Here’s a list, compiled by The Better Business Bureau, to help you to avoid being scammed:
- When someone you have not met asks you to send them money, especially by wire transfer, prepaid debit card or gift card, don’t do it.
- Never click on links or attachments in unsolicited emails or texts. That’s how crooks put malware on your devices.
- Don’t trust the legitimacy of something by its looks. Emails and websites are easy to fake with copied logos and graphics.
- Don’t trust your Caller ID. It can be faked to read any way a crook wants it to read.
- Buy online only from legitimate sources with a website address that has the “s” in “https.” Look for the lock icon in the address bar as well.
- Look up any company you’re unfamiliar with at BBB.org.
- Treat your personal identification information like gold. Don’t give it away to anyone who contacts you out of the blue. Your banking, Social Security and insurance numbers should be closely guarded.
- Anyone pressuring you to act quickly could be a scammer who doesn’t want you to have time to seriously consider the “offer.”
- Get details in writing and read them thoroughly.
- Don’t overshare on social media. Con artists can collect your information from such sources and use it to make you think they know you.
- Keep your travel plans to yourself and only share them after the fact.
- Shred junk mail, old documents, bills and medical paperwork.

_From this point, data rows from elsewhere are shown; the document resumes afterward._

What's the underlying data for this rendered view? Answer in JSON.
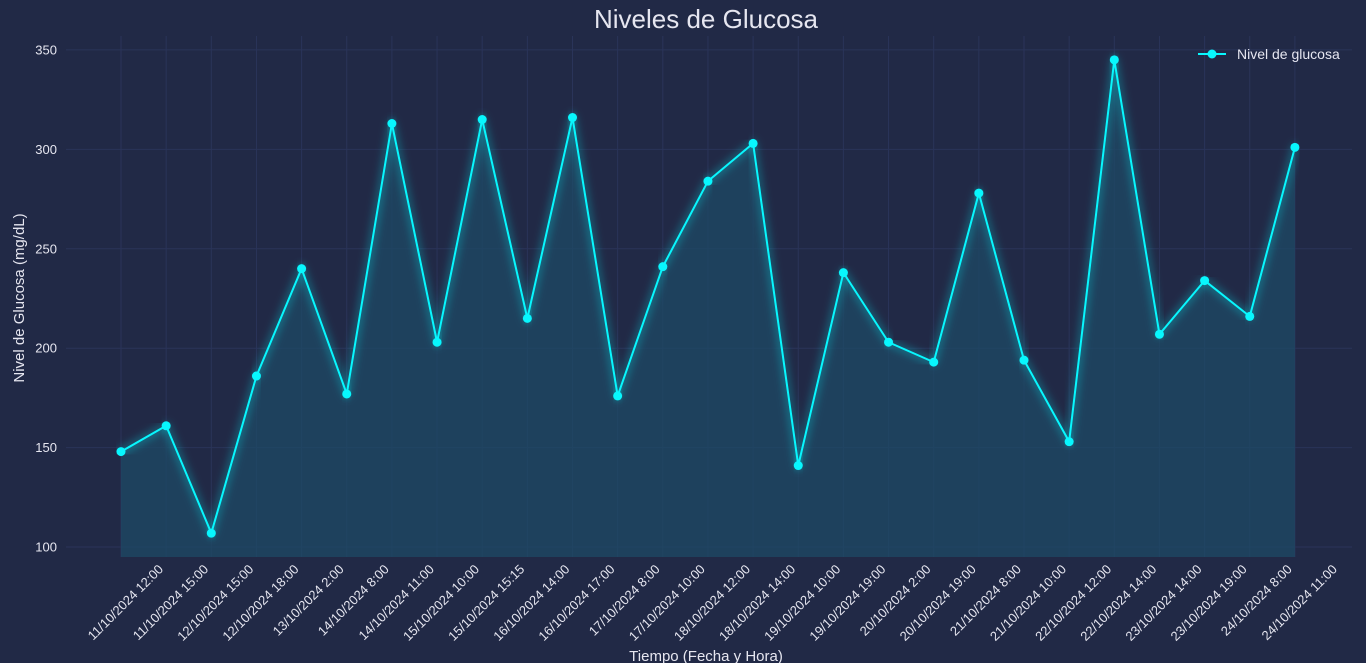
{
  "chart_data": {
    "type": "line",
    "title": "Niveles de Glucosa",
    "xlabel": "Tiempo (Fecha y Hora)",
    "ylabel": "Nivel de Glucosa (mg/dL)",
    "ylim": [
      95,
      357
    ],
    "yticks": [
      100,
      150,
      200,
      250,
      300,
      350
    ],
    "grid": true,
    "legend_position": "top-right",
    "area_fill": true,
    "colors": {
      "background": "#212946",
      "line": "#08F7FE",
      "grid": "#2A3459",
      "fill": "#1E4A66"
    },
    "categories": [
      "11/10/2024 12:00",
      "11/10/2024 15:00",
      "12/10/2024 15:00",
      "12/10/2024 18:00",
      "13/10/2024 2:00",
      "14/10/2024 8:00",
      "14/10/2024 11:00",
      "15/10/2024 10:00",
      "15/10/2024 15:15",
      "16/10/2024 14:00",
      "16/10/2024 17:00",
      "17/10/2024 8:00",
      "17/10/2024 10:00",
      "18/10/2024 12:00",
      "18/10/2024 14:00",
      "19/10/2024 10:00",
      "19/10/2024 19:00",
      "20/10/2024 2:00",
      "20/10/2024 19:00",
      "21/10/2024 8:00",
      "21/10/2024 10:00",
      "22/10/2024 12:00",
      "22/10/2024 14:00",
      "23/10/2024 14:00",
      "23/10/2024 19:00",
      "24/10/2024 8:00",
      "24/10/2024 11:00"
    ],
    "series": [
      {
        "name": "Nivel de glucosa",
        "values": [
          148,
          161,
          107,
          186,
          240,
          177,
          313,
          203,
          315,
          215,
          316,
          176,
          241,
          284,
          303,
          141,
          238,
          203,
          193,
          278,
          194,
          153,
          345,
          207,
          234,
          216,
          301
        ]
      }
    ]
  }
}
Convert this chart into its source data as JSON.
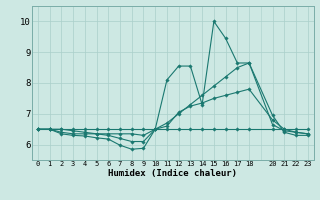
{
  "xlabel": "Humidex (Indice chaleur)",
  "bg_color": "#cde8e3",
  "line_color": "#1a7870",
  "grid_color": "#aacfca",
  "xlim": [
    -0.5,
    23.5
  ],
  "ylim": [
    5.5,
    10.5
  ],
  "xticks": [
    0,
    1,
    2,
    3,
    4,
    5,
    6,
    7,
    8,
    9,
    10,
    11,
    12,
    13,
    14,
    15,
    16,
    17,
    18,
    20,
    21,
    22,
    23
  ],
  "yticks": [
    6,
    7,
    8,
    9,
    10
  ],
  "series": [
    {
      "x": [
        0,
        1,
        2,
        3,
        4,
        5,
        6,
        7,
        8,
        9,
        10,
        11,
        12,
        13,
        14,
        15,
        16,
        17,
        18,
        20,
        21,
        22,
        23
      ],
      "y": [
        6.5,
        6.5,
        6.35,
        6.3,
        6.28,
        6.22,
        6.18,
        5.98,
        5.85,
        5.88,
        6.5,
        8.1,
        8.55,
        8.55,
        7.3,
        10.0,
        9.45,
        8.65,
        8.65,
        6.95,
        6.4,
        6.3,
        6.3
      ]
    },
    {
      "x": [
        0,
        1,
        2,
        3,
        4,
        5,
        6,
        7,
        8,
        9,
        10,
        11,
        12,
        13,
        14,
        15,
        16,
        17,
        18,
        20,
        21,
        22,
        23
      ],
      "y": [
        6.5,
        6.5,
        6.4,
        6.35,
        6.35,
        6.35,
        6.35,
        6.35,
        6.35,
        6.3,
        6.5,
        6.7,
        7.0,
        7.3,
        7.6,
        7.9,
        8.2,
        8.5,
        8.65,
        6.65,
        6.45,
        6.4,
        6.35
      ]
    },
    {
      "x": [
        0,
        1,
        2,
        3,
        4,
        5,
        6,
        7,
        8,
        9,
        10,
        11,
        12,
        13,
        14,
        15,
        16,
        17,
        18,
        20,
        21,
        22,
        23
      ],
      "y": [
        6.5,
        6.5,
        6.5,
        6.5,
        6.5,
        6.5,
        6.5,
        6.5,
        6.5,
        6.5,
        6.5,
        6.5,
        6.5,
        6.5,
        6.5,
        6.5,
        6.5,
        6.5,
        6.5,
        6.5,
        6.5,
        6.5,
        6.5
      ]
    },
    {
      "x": [
        0,
        1,
        2,
        3,
        4,
        5,
        6,
        7,
        8,
        9,
        10,
        11,
        12,
        13,
        14,
        15,
        16,
        17,
        18,
        20,
        21,
        22,
        23
      ],
      "y": [
        6.5,
        6.5,
        6.5,
        6.45,
        6.4,
        6.35,
        6.3,
        6.2,
        6.1,
        6.1,
        6.5,
        6.6,
        7.05,
        7.25,
        7.35,
        7.5,
        7.6,
        7.7,
        7.8,
        6.8,
        6.5,
        6.4,
        6.35
      ]
    }
  ]
}
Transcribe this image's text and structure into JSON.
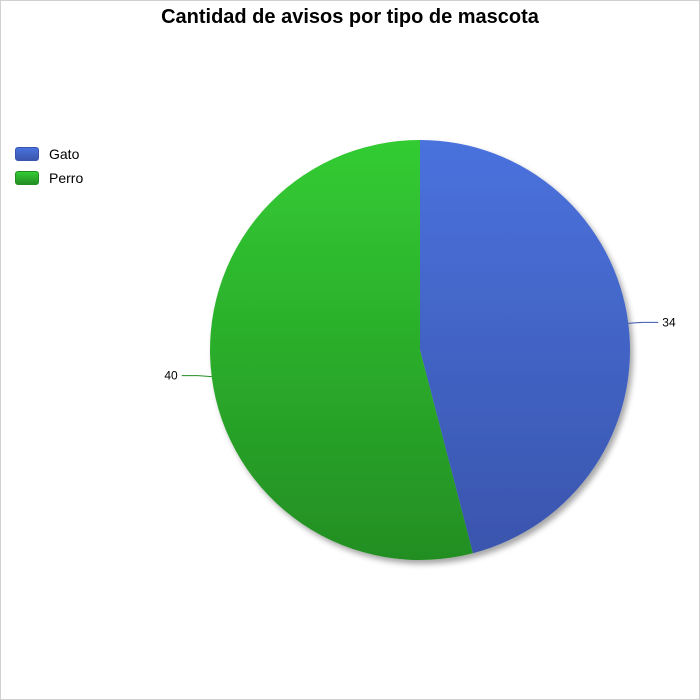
{
  "chart_data": {
    "type": "pie",
    "title": "Cantidad de avisos por tipo de mascota",
    "legend_position": "left",
    "slices": [
      {
        "label": "Gato",
        "value": 34,
        "color": "#4a72dd",
        "color_dark": "#3a55ad"
      },
      {
        "label": "Perro",
        "value": 40,
        "color": "#33cc33",
        "color_dark": "#238e23"
      }
    ]
  }
}
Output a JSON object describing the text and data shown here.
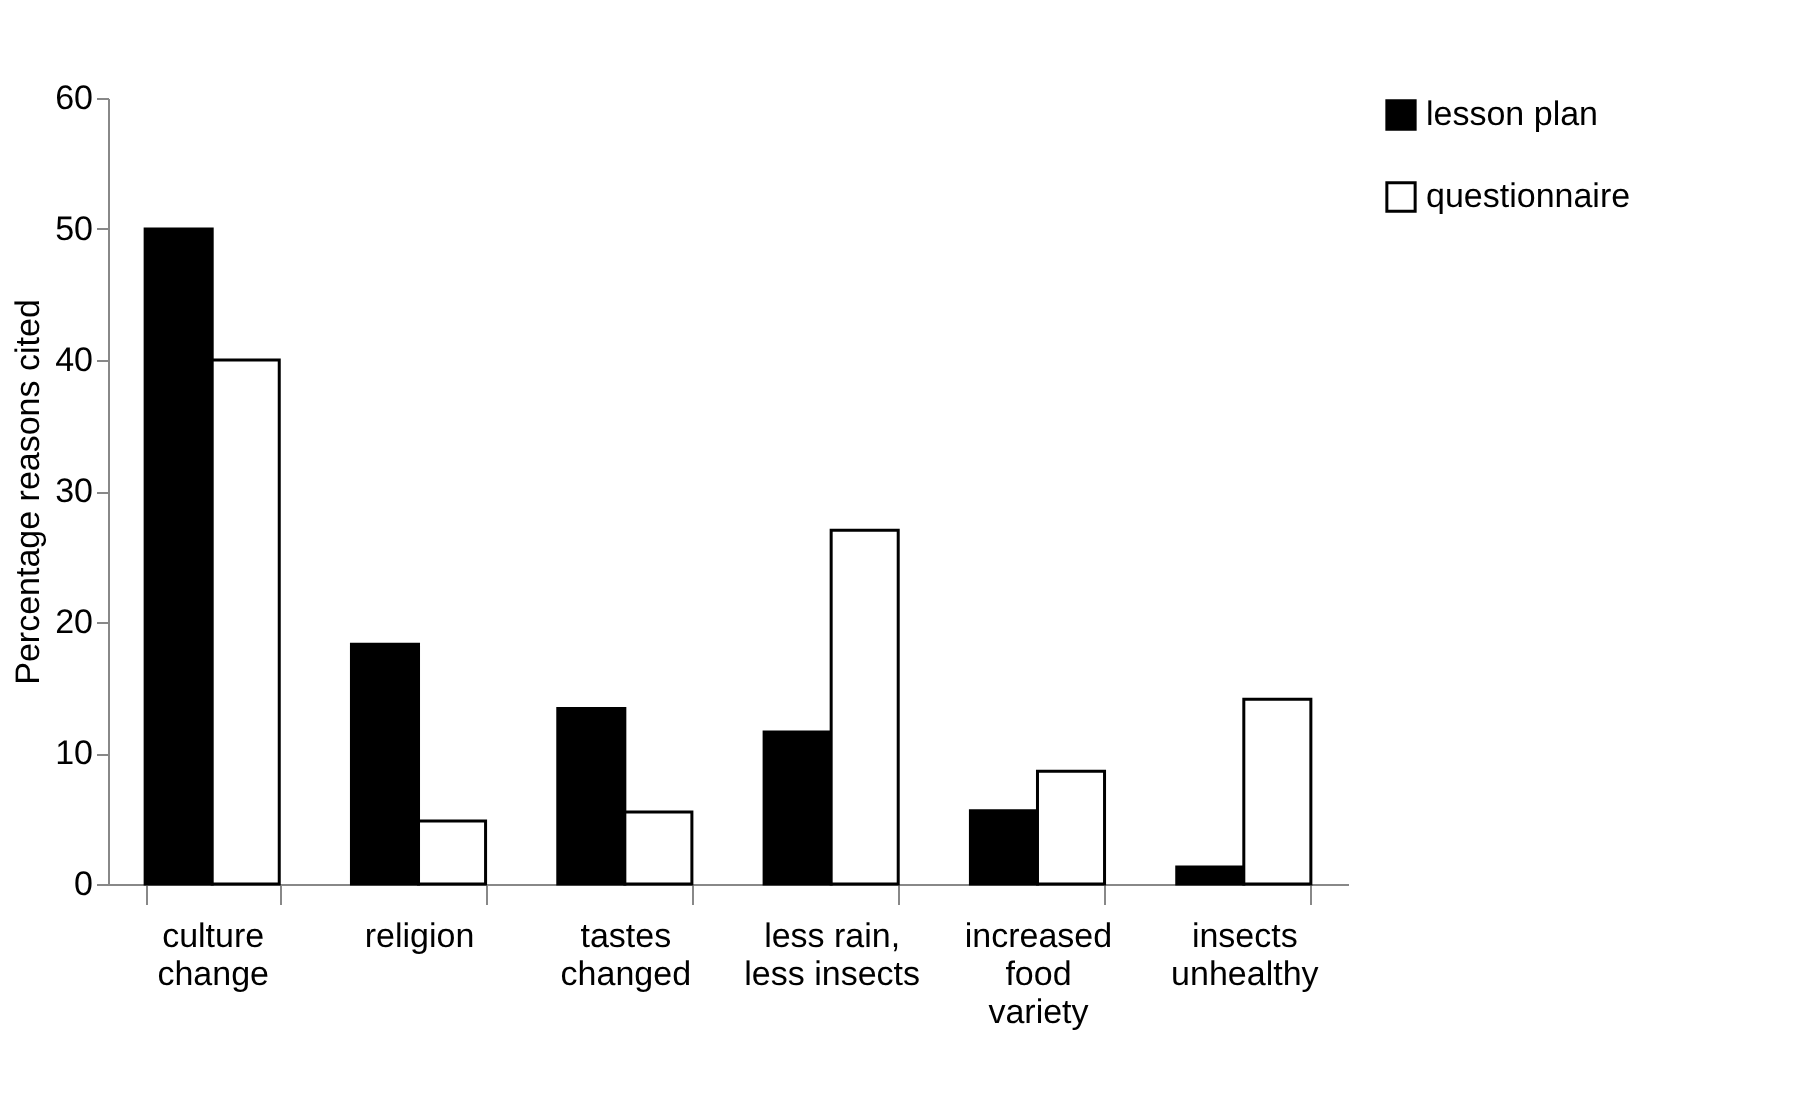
{
  "chart_data": {
    "type": "bar",
    "ylabel": "Percentage reasons cited",
    "categories": [
      "culture\nchange",
      "religion",
      "tastes\nchanged",
      "less rain,\nless insects",
      "increased\nfood\nvariety",
      "insects\nunhealthy"
    ],
    "series": [
      {
        "name": "lesson plan",
        "color": "#000000",
        "values": [
          50,
          18.3,
          13.4,
          11.6,
          5.6,
          1.3
        ]
      },
      {
        "name": "questionnaire",
        "color": "#ffffff",
        "values": [
          40,
          4.8,
          5.5,
          27.0,
          8.6,
          14.1
        ]
      }
    ],
    "ylim": [
      0,
      60
    ],
    "yticks": [
      0,
      10,
      20,
      30,
      40,
      50,
      60
    ],
    "grid": false,
    "legend": "right"
  }
}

- Monitor your accounts and check out any unknown transaction, even for tiny amounts (crooks start with small amounts to see if you pay attention).
- Use strong passwords and keep software and virus protections updated constantly.
Check out the Better Business Bureau’s articles on phishing scams, tech support scams and Social Security scams.
Scammers never quit, but they can be thwarted by staying on top of the latest tips and news from organizations that monitor them, such as the Better Business Bureau and the Federal Trade Commission.
Go to BBB.org, to look up online marketplace business profiles, file a complaint, or write a customer review. Visit the BBB Scam Tracker, to research and report scams.
Avoid ransom scams
The Pasco County Sheriff’s Office shares this tip to help people avoid becoming victim of an economic scam that is known as a ransom scam.
In this crime, the scammer will call the victim and claim to be holding a member of the victim’s family captive.
The scammer instructs the victim to transfer ransom money into the scammer’s bank account or the victim’s family member will be harmed.
The scammers use tactics to convince the victim their loved one is a hostage, such as using screams and cries in the call.
In its posting, the Pasco Sheriff’s Office advises those who receive such a call should hang up the phone and then call your relative to verify his or her safety.